Sin embargo, los pesimistas advierten sobre los riesgos significativos. Un aumento inesperado en las tasas de interés (como vimos recientemente, aunque de forma limitada) podría disparar el coste del servicio de la deuda, desviando recursos de inversiones productivas y ejerciendo presión sobre los presupuestos nacionales. Una desaceleración económica o una recesión también dificultarían el pago de la deuda, aumentando el riesgo de impagos y, potencialmente, desencadenando una crisis financiera. Además, los altos niveles de deuda pueden limitar la capacidad de los gobiernos para responder a futuras crisis, ya que tendrían menos margen fiscal.

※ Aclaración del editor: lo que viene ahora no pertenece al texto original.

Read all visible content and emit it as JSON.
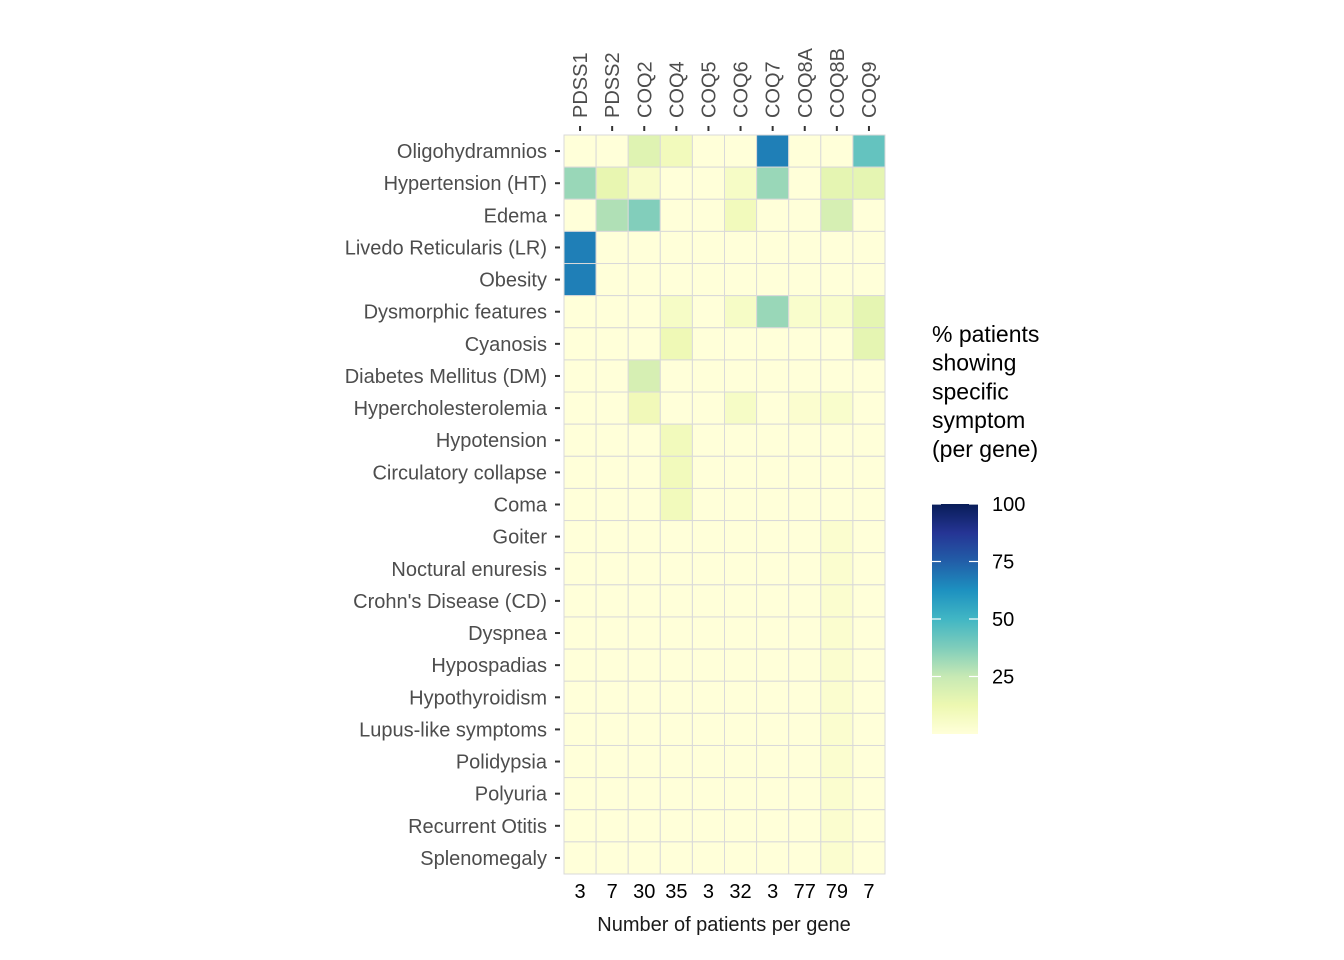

En 2025, el reto para los responsables políticos es navegar este equilibrio delicado. Se discuten estrategias como la consolidación fiscal gradual, la priorización de inversiones productivas y la búsqueda de nuevos motores de crecimiento. La deuda global no es una solución mágica, ni una condena ineludible. Su gestión prudente y su uso estratégico determinarán si se convierte en un motor de prosperidad o en un ancla para las economías en las próximas décadas.